Arrow IPC stores key-value metadata on the schema, while Parquet stores key-value metadata in the file footer. In both formats, all metadata values are strings.

Key Values Default (absent) Description
schema_version "2026.04" "2025.10" Format version. Absent = legacy file.
box2d_format "cxcywh", "xyxy", "ltwh" "cxcywh" Box2D layout descriptor
box2d_normalized "true", "false" "true" Box2D coordinate system
box3d_format "cxcyczwhl" "cxcyczwhl" Box3D layout descriptor
box3d_normalized "true", "false" "true" Box3D coordinate system
mask_interpretation "binary", "confidence", "sigmoid", "logits" "binary" Pixel value meaning
category_metadata JSON string absent Per-label metadata (synset, synonyms, definition)
labels JSON array ["person", "car", ...] absent Ordered class names for semantic segmentation masks. labels[i] = class name for argmax pixel value i.

Version format is YYYY.MM with mandatory zero-padding (e.g., "2025.10", "2026.04"). Versions are compared lexicographically. Unknown future versions should trigger a warning (not an error) and attempt best-effort reading via schema introspection.

Category Metadata

The category_metadata key stores per-label reference data as a JSON-encoded string. This enriches label semantics without adding per-row columns for data that is constant across all annotations sharing the same label.

{
  "aerosol_can": {
    "id": 1,
    "supercategory": "accessory",
    "synset": "aerosol.n.02",
    "synonyms": ["aerosol_can", "spray_can"],
    "definition": "a dispenser that holds a substance under pressure"
  },
  "person": {
    "id": 1,
    "supercategory": "human",
    "synset": "person.n.01",
    "synonyms": ["person", "individual"],
    "definition": "a human being"
  }
}
Field Type Description
id integer Source category ID (used to reconstruct category_id for categories with no annotations)
supercategory string Parent category name (e.g., "vehicle", "animal")
synset string WordNet synset identifier (e.g., "aerosol.n.02")
synonyms array of strings Alternate names for the category
definition string Natural language definition (LVIS def field, renamed for clarity)

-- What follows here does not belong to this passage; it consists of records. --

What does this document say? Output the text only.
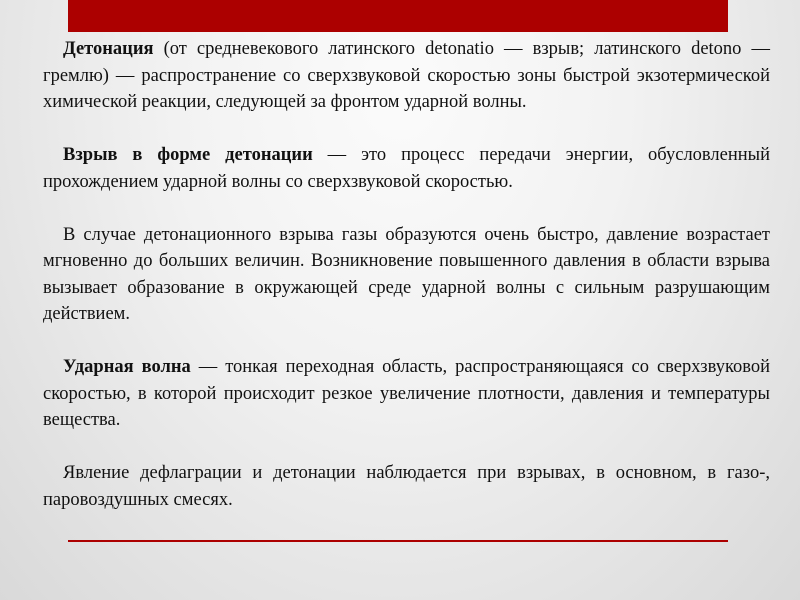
Детонация (от средневекового латинского detonatio — взрыв; латинского detono — гремлю) — распространение со сверхзвуковой скоростью зоны быстрой экзотермической химической реакции, следующей за фронтом ударной волны.

Взрыв в форме детонации — это процесс передачи энергии, обусловленный прохождением ударной волны со сверхзвуковой скоростью.

В случае детонационного взрыва газы образуются очень быстро, давление возрастает мгновенно до больших величин. Возникновение повышенного давления в области взрыва вызывает образование в окружающей среде ударной волны с сильным разрушающим действием.

Ударная волна — тонкая переходная область, распространяющаяся со сверхзвуковой скоростью, в которой происходит резкое увеличение плотности, давления и температуры вещества.

Явление дефлаграции и детонации наблюдается при взрывах, в основном, в газо-, паровоздушных смесях.
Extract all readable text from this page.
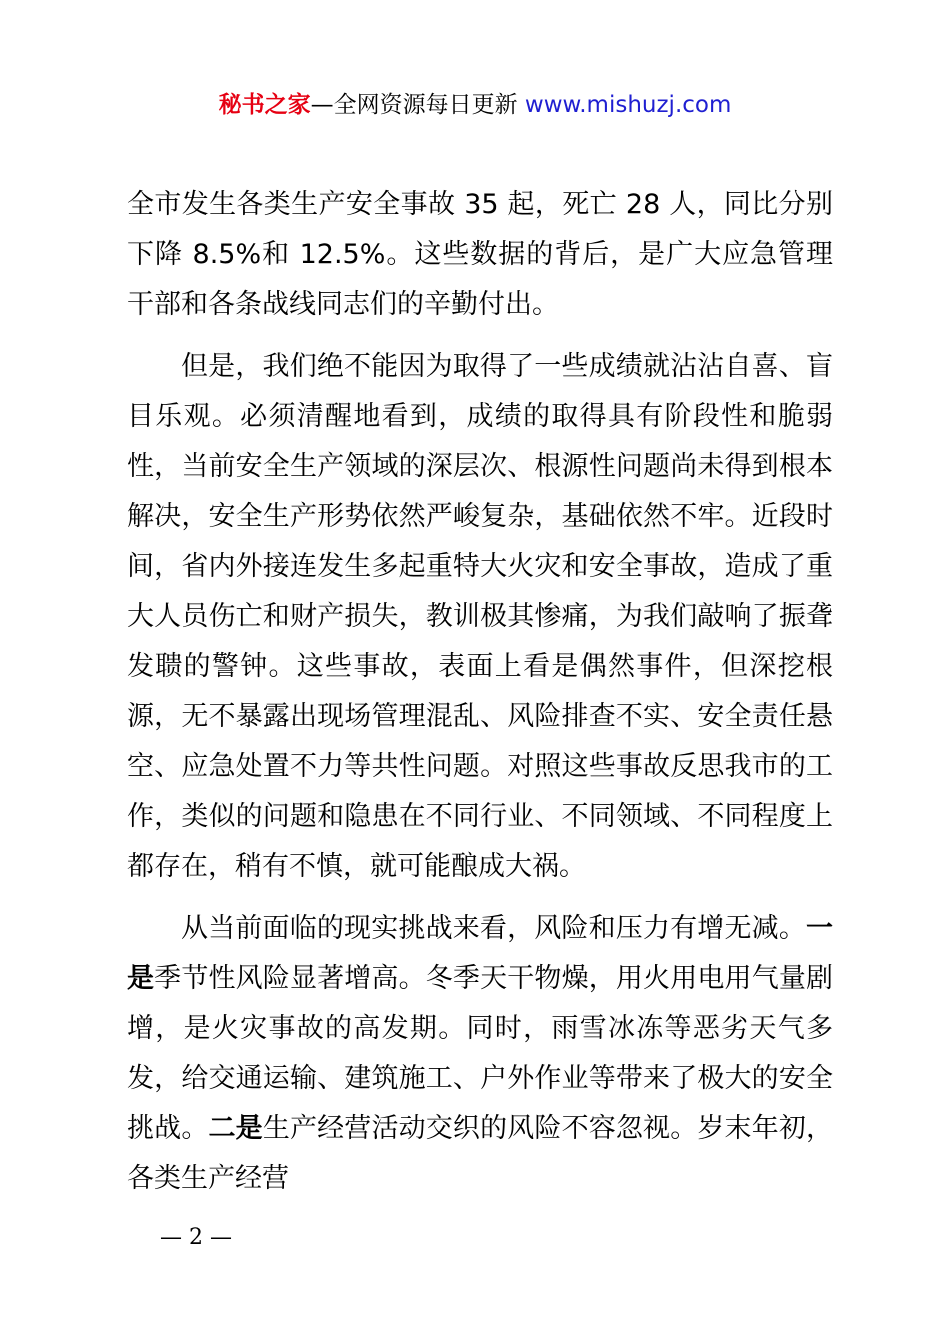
秘书之家—全网资源每日更新 www.mishuzj.com

全市发生各类生产安全事故 35 起，死亡 28 人，同比分别下降 8.5%和 12.5%。这些数据的背后，是广大应急管理干部和各条战线同志们的辛勤付出。

但是，我们绝不能因为取得了一些成绩就沾沾自喜、盲目乐观。必须清醒地看到，成绩的取得具有阶段性和脆弱性，当前安全生产领域的深层次、根源性问题尚未得到根本解决，安全生产形势依然严峻复杂，基础依然不牢。近段时间，省内外接连发生多起重特大火灾和安全事故，造成了重大人员伤亡和财产损失，教训极其惨痛，为我们敲响了振聋发聩的警钟。这些事故，表面上看是偶然事件，但深挖根源，无不暴露出现场管理混乱、风险排查不实、安全责任悬空、应急处置不力等共性问题。对照这些事故反思我市的工作，类似的问题和隐患在不同行业、不同领域、不同程度上都存在，稍有不慎，就可能酿成大祸。

从当前面临的现实挑战来看，风险和压力有增无减。一是季节性风险显著增高。冬季天干物燥，用火用电用气量剧增，是火灾事故的高发期。同时，雨雪冰冻等恶劣天气多发，给交通运输、建筑施工、户外作业等带来了极大的安全挑战。二是生产经营活动交织的风险不容忽视。岁末年初，各类生产经营

— 2 —
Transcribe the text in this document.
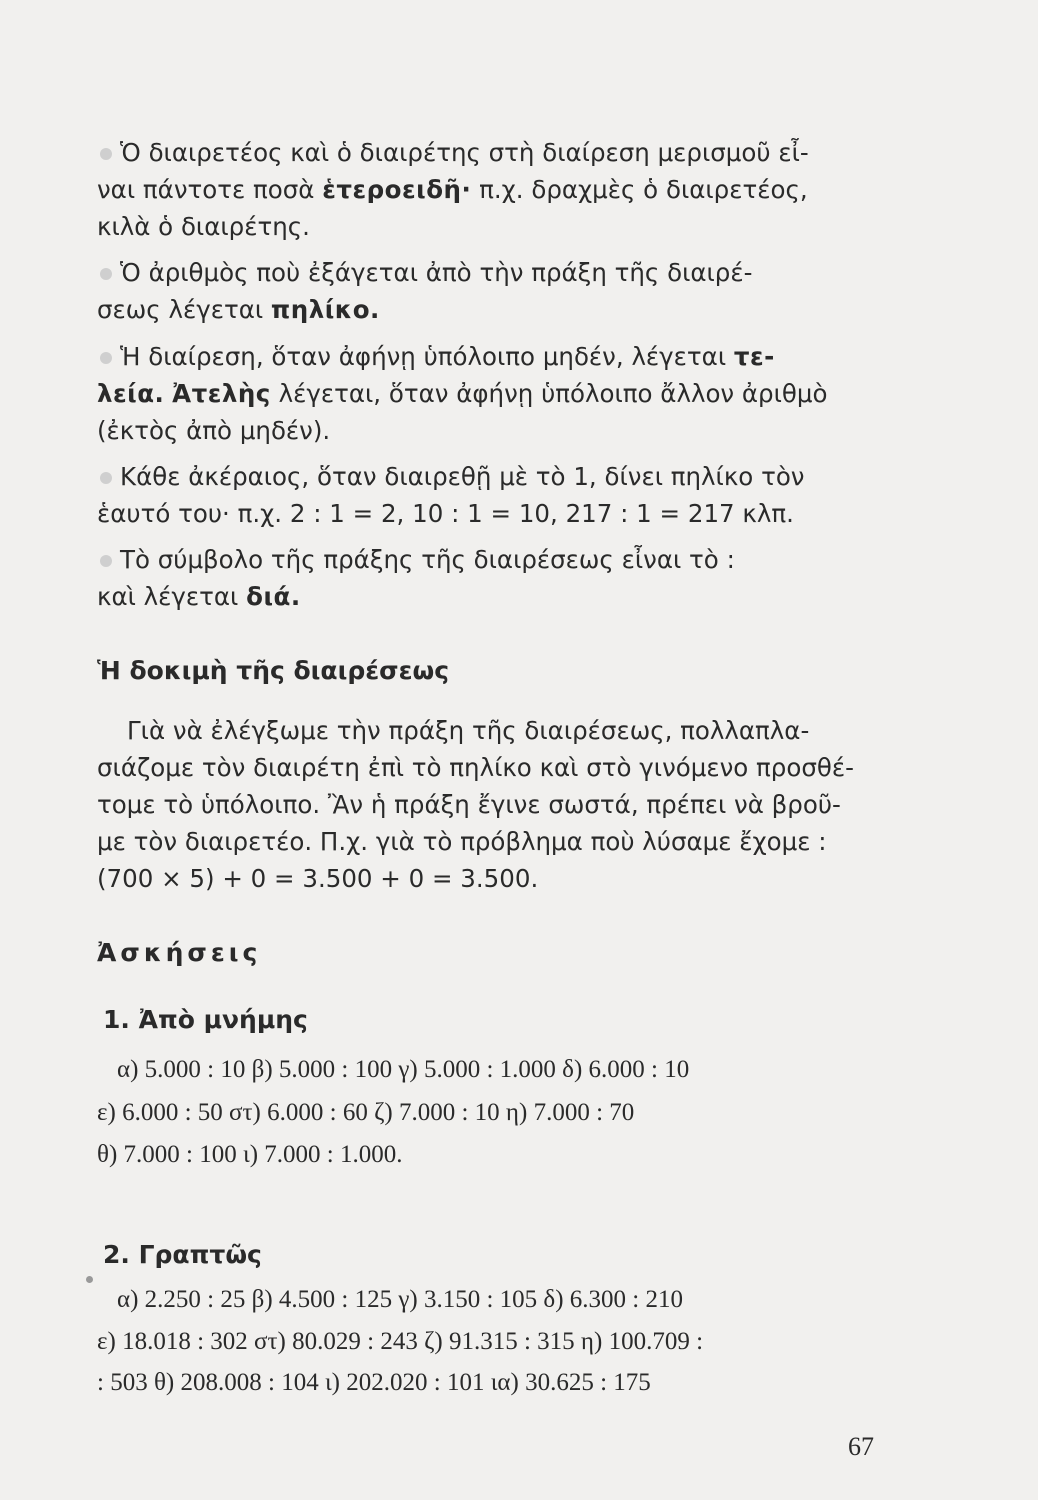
Ὁ διαιρετέος καὶ ὁ διαιρέτης στὴ διαίρεση μερισμοῦ εἶ-
ναι πάντοτε ποσὰ ἑτεροειδῆ· π.χ. δραχμὲς ὁ διαιρετέος,
κιλὰ ὁ διαιρέτης.
Ὁ ἀριθμὸς ποὺ ἐξάγεται ἀπὸ τὴν πράξη τῆς διαιρέ-
σεως λέγεται πηλίκο.
Ἡ διαίρεση, ὅταν ἀφήνῃ ὑπόλοιπο μηδέν, λέγεται τε-
λεία. Ἀτελὴς λέγεται, ὅταν ἀφήνῃ ὑπόλοιπο ἄλλον ἀριθμὸ
(ἐκτὸς ἀπὸ μηδέν).
Κάθε ἀκέραιος, ὅταν διαιρεθῇ μὲ τὸ 1, δίνει πηλίκο τὸν
ἑαυτό του· π.χ. 2 : 1 = 2, 10 : 1 = 10, 217 : 1 = 217 κλπ.
Τὸ σύμβολο τῆς πράξης τῆς διαιρέσεως εἶναι τὸ :
καὶ λέγεται διά.
Ἡ δοκιμὴ τῆς διαιρέσεως
Γιὰ νὰ ἐλέγξωμε τὴν πράξη τῆς διαιρέσεως, πολλαπλα-
σιάζομε τὸν διαιρέτη ἐπὶ τὸ πηλίκο καὶ στὸ γινόμενο προσθέ-
τομε τὸ ὑπόλοιπο. Ἂν ἡ πράξη ἔγινε σωστά, πρέπει νὰ βροῦ-
με τὸν διαιρετέο. Π.χ. γιὰ τὸ πρόβλημα ποὺ λύσαμε ἔχομε :
(700 × 5) + 0 = 3.500 + 0 = 3.500.
Ἀσκήσεις
1. Ἀπὸ μνήμης
α) 5.000 : 10 β) 5.000 : 100 γ) 5.000 : 1.000 δ) 6.000 : 10
ε) 6.000 : 50 στ) 6.000 : 60 ζ) 7.000 : 10 η) 7.000 : 70
θ) 7.000 : 100 ι) 7.000 : 1.000.
2. Γραπτῶς
α) 2.250 : 25 β) 4.500 : 125 γ) 3.150 : 105 δ) 6.300 : 210
ε) 18.018 : 302 στ) 80.029 : 243 ζ) 91.315 : 315 η) 100.709 :
: 503 θ) 208.008 : 104 ι) 202.020 : 101 ια) 30.625 : 175
67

Source: When importing from COCO with LVIS extensions, these fields are populated from the LVIS categories array. Other datasets with taxonomic metadata can populate the same fields.

Frequency is a column, not metadata

The frequency field from LVIS is stored as the category_frequency column (not in category_metadata) because it is directly useful for DataFrame filtering and disaggregated metrics. The image_count and instance_count fields from LVIS are intentionally not stored — they are recomputable statistics.

Labels Metadata

New in 2026.04

The labels key stores an ordered array of class names as a JSON-encoded string. This metadata provides the index-to-name mapping for semantic segmentation masks where each pixel value is an argmax class index.

Structure: JSON array where labels[i] is the class name for pixel value i:

["background", "person", "car", "bicycle", "dog"]

In this example, pixel value 0 = "background", pixel value 1 = "person", pixel value 2 = "car", etc.

When written: Optional — only written when the source dataset provides an ordered category list (e.g., COCO categories sorted by ID).

Relationship to category_metadata: The labels array provides index ordering for mask pixel interpretation. The category_metadata object provides rich per-label reference data (synset, synonyms, definition). Both may be present; they complement each other.

label_index

The label_index column stores the source-faithful category identifier. When importing from COCO or LVIS, the original category_id is preserved directly as label_index.

Key characteristics:

  • May be non-contiguous — COCO uses IDs 1–90 for 80 categories (gaps at 12, 26, 29, 30, etc.). LVIS uses IDs up to ~1723 for 1,203 categories.
  • May not start at zero — COCO starts at 1, not 0.
  • Must be preserved on round-trip — exporting back to COCO/LVIS reconstructs the original category_id from label_index.

Model training note

Models are typically trained with a dense remapping (e.g., 80 contiguous class indices for COCO). This remapping is a model-specific concern handled in the training pipeline, not in the dataset format. Some legacy models (notably older SSDs) are trained with the original gaps and produce 91 outputs (90 categories + background); this is likewise a model-specific convention.